Friday, December 29, 2006

Better than I

Some of the people that I read I do so because they're good at ferreting out nuggets of information that I miss. Some I read because they're so damn funny, some I read just to learn new insults. And there are some I read simply because they are able to take what seems to be plain information and put it in such a way as to make it crystal clear. Bill Whittle. Kim du Toit. And the reason for this post, Francis W. Porretto.

Threats to Americans' well-being, our freedoms, and our accustomed ways are multiplying all around us. Our unease, compounded from weaponlessness and uncertainty, grows in proportion. Scant wonder that so many are so angry about federal inaction over border control, the nonexistent tracking of foreign visitors, the vacillations and switchbacks in our policies toward Iran, Syria, Saudi Arabia, and North Korea, and our seeming flaccidity toward Muslim propaganda against us. We are being made to fear outcomes that seem ever more likely with the passage of time.

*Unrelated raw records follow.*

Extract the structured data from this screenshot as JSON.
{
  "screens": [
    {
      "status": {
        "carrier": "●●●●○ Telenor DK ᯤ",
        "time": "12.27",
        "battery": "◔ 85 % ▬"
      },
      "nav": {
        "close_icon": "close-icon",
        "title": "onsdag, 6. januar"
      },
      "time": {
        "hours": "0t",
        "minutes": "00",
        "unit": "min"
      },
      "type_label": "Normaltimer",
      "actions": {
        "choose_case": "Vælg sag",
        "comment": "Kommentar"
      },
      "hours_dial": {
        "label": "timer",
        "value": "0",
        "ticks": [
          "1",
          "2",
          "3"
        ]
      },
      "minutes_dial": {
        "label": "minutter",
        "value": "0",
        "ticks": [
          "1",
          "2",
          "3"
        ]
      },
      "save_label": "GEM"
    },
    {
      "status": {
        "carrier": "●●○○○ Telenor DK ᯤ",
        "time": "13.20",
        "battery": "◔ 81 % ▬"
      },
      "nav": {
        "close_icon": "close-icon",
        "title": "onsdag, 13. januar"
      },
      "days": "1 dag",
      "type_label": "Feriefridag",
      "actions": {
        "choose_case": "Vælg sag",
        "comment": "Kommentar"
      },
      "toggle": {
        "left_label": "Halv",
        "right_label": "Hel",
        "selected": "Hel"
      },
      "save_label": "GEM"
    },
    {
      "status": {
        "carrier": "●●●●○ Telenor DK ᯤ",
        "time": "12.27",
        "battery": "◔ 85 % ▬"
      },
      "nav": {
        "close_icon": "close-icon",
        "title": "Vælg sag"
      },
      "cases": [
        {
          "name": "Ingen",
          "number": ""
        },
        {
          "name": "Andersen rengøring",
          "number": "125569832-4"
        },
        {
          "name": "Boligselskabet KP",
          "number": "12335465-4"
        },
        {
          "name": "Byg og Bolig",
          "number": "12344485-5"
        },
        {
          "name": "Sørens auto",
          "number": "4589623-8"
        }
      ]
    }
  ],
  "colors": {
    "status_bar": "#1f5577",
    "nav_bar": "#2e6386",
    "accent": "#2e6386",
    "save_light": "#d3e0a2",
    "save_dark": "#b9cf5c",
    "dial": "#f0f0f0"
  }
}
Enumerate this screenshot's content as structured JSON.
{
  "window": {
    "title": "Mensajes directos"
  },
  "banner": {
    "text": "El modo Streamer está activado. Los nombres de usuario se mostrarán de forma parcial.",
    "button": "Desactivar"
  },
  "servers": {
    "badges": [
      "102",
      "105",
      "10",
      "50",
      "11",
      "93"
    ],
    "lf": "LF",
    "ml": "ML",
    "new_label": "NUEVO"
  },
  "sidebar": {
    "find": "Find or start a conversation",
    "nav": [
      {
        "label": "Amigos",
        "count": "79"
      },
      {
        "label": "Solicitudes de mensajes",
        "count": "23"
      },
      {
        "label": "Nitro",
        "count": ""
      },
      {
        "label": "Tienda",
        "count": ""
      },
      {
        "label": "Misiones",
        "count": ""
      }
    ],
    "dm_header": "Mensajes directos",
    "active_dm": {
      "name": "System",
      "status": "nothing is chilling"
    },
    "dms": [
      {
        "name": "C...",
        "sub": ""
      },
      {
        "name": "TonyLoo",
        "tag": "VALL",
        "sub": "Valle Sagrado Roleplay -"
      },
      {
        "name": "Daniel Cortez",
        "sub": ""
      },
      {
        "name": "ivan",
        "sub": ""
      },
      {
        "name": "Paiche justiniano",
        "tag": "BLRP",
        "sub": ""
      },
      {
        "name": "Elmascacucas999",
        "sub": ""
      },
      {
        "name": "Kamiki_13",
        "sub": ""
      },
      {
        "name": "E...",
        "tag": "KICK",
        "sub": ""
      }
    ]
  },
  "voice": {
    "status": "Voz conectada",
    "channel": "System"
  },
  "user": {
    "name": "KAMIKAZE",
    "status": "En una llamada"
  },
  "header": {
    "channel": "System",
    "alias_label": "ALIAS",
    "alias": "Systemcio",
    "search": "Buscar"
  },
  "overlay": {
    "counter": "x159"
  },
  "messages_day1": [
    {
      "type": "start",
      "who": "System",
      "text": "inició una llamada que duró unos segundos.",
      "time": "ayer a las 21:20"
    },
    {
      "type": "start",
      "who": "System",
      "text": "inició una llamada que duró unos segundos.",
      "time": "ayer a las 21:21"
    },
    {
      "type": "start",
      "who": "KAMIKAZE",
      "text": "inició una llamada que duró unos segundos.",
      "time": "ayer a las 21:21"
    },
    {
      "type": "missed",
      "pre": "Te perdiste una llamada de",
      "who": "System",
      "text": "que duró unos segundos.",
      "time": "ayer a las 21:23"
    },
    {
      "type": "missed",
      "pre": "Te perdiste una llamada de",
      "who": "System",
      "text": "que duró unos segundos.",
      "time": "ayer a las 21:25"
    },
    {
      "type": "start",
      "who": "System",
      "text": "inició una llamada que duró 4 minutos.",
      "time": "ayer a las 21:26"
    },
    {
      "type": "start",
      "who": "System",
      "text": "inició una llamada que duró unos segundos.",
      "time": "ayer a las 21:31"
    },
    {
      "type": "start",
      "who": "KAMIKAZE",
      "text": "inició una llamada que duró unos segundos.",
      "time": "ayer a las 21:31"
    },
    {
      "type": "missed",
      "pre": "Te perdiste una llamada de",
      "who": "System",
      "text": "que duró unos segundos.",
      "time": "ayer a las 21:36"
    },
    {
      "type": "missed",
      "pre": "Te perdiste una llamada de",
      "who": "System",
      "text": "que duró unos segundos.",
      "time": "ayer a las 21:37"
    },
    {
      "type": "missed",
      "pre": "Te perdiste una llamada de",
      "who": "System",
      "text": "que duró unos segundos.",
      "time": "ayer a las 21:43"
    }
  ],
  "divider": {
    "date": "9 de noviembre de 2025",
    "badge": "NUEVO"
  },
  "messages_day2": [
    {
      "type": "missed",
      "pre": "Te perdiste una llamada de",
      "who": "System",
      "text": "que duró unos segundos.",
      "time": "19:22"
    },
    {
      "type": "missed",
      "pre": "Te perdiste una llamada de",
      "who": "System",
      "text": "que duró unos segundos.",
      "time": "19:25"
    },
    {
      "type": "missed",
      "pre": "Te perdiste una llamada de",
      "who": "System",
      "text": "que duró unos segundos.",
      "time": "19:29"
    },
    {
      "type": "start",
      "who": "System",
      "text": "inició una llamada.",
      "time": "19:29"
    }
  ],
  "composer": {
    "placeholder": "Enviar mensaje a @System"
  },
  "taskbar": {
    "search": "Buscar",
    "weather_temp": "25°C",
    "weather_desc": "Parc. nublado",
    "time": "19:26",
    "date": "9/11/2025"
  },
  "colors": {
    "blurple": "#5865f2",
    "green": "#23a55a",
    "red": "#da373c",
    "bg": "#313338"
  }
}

Worst of all aspects of these fears is that we know, at some level, that the ultimate confrontations with the things we fear cannot be averted -- and that those burdens will not be borne by the forces of the State, but by us private persons whom the State has striven to render defenseless. For the threats of our time are diffuse threats, potentially omnipresent, modulated by individuals and small groups. That's the salient property of both "gradualist oppression" and "low-intensity warfare."

A diffuse threat can only be met with a diffuse defense: a people in arms.


I discovered Mr. Porretto some years ago, and I continue to read his blog on a regular basis. He's on the blogroll. And I would suggest to each and every one of you that you go read his latest essay.